Brazil is one of the world's leading exporters of agricultural production but as much as 70 percent of the fertilizer it uses is imported. In a bid to reduce dependency on imported products, Brazil is set to invest billions of dollars in projects that will increase its domestic output of fertilizers, according to a new report by Brazilian industry association Fiesp.
Investments in the sector are expected to pick up significantly, following the announcement that the Brazilian government is preparing an incentive package for firms that pump capital into this segment of the industry. Thanks to these measures, new nitrogen, phosphorus and potassium (NPK) fertilizer plants are projected to reduce the share of imported products to 59 percent by 2018, the report says.

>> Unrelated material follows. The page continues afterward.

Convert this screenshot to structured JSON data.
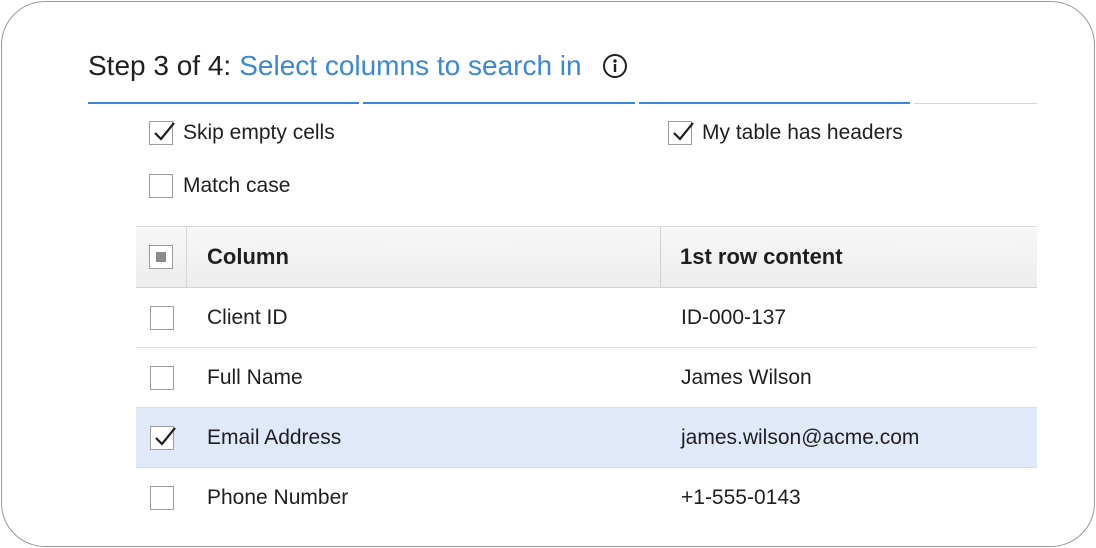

This is unlikely to set a long-term trend, however, because both domestic and global demand for agricultural products is expected to continue going up, thus forcing Brazil to make up the difference with growing fertilizer imports once again. Fiesp has projected that the share of imported NPK fertilizers will reach 63 percent by 2023.
The industry association has estimated that domestic production of phosphorus will double by 2023, reaching 4.1Mt per year, cutting imports from 57.4 percent to just 22.2 percent. Meanwhile, nitrogen fertilizers will retain their position as most imported product over the forecast period. Currently, 93 percent of nitrogen fertilizer demand is met by imports, AgWeb reported.